Dynamic taint analysis is a practical and popular technique for detecting violations of data integrity in computer systems, including commercial software that is only available in binary form. However, dynamic taint is an all-or-nothing attribute, and its imprecision leads to both false positive and false negative errors. Dynamic taint analysis suffers from false positives when programs properly sanitize initially untrusted data, and it suffers false negatives when it fails to track implicit flows such as load-address dependencies and effects mediated by control flow.
We propose the construct of influence to capture in more detail the control that input variables have over an output variable. A special case of the information-theory concept of channel capacity, influence measures how many values an attacker might cause an vulnerable variable to take. For instance, if untrusted inputs can only choose between two possible values for a variable, we say they have 1 bit of influence; but if a machine word could be arbitrarily overwritten, the attacker has 32 bits of influence.
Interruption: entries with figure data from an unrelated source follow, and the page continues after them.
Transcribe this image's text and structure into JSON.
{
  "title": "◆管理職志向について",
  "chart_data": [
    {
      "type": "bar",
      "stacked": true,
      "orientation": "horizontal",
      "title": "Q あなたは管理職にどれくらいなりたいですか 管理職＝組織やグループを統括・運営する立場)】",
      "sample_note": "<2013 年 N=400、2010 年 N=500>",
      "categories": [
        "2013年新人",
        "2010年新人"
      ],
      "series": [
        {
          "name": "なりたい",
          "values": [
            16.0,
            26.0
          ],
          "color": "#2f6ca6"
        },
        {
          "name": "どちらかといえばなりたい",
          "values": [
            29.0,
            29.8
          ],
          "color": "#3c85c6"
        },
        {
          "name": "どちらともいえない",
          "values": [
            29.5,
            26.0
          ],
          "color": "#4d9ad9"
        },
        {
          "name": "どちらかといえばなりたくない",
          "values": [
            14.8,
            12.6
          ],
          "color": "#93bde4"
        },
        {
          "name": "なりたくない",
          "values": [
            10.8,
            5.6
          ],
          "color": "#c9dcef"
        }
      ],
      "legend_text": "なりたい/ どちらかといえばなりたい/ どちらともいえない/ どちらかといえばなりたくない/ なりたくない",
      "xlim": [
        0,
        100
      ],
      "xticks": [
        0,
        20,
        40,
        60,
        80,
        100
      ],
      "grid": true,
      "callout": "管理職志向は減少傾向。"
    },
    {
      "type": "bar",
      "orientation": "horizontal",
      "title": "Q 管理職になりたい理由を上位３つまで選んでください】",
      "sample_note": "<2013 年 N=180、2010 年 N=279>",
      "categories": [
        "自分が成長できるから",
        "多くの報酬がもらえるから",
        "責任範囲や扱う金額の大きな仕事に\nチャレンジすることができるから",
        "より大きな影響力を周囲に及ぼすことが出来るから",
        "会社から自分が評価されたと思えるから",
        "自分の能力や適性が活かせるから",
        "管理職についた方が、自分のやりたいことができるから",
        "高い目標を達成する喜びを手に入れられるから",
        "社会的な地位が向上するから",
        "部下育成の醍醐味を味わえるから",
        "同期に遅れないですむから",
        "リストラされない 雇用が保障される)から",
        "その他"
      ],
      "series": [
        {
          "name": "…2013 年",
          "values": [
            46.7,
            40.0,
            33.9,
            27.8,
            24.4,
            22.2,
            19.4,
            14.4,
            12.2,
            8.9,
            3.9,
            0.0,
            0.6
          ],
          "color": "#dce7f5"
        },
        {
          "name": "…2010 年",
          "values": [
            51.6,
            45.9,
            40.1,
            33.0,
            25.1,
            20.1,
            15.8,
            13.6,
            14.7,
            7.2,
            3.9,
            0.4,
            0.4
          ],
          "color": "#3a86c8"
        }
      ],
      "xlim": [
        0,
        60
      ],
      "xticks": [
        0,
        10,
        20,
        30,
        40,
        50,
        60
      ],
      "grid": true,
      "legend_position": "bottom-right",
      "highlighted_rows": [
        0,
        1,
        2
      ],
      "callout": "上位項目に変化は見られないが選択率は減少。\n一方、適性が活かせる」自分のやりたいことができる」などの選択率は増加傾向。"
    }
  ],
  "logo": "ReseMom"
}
To evaluate this measure, we present a practical approach for measuring influence, and implement it. Our approach is a family of strategies that complement each other, giving results that are either exact or have narrow error bounds. Our tool uses these strategies to measuring influence in commodity binary software. (By comparison, previous scalable approaches provide soundness without any guarantee of precision, and previous precise approaches do not scale to off-the-shelf software.) We then apply this tool to the post-analysis of dynamic taint analysis alerts. Our tool's results confirm some alerts as true positives (including the attacks exploited by the Slammer and Blaster worms), and show that others are false positives due to common data sanitization techniques.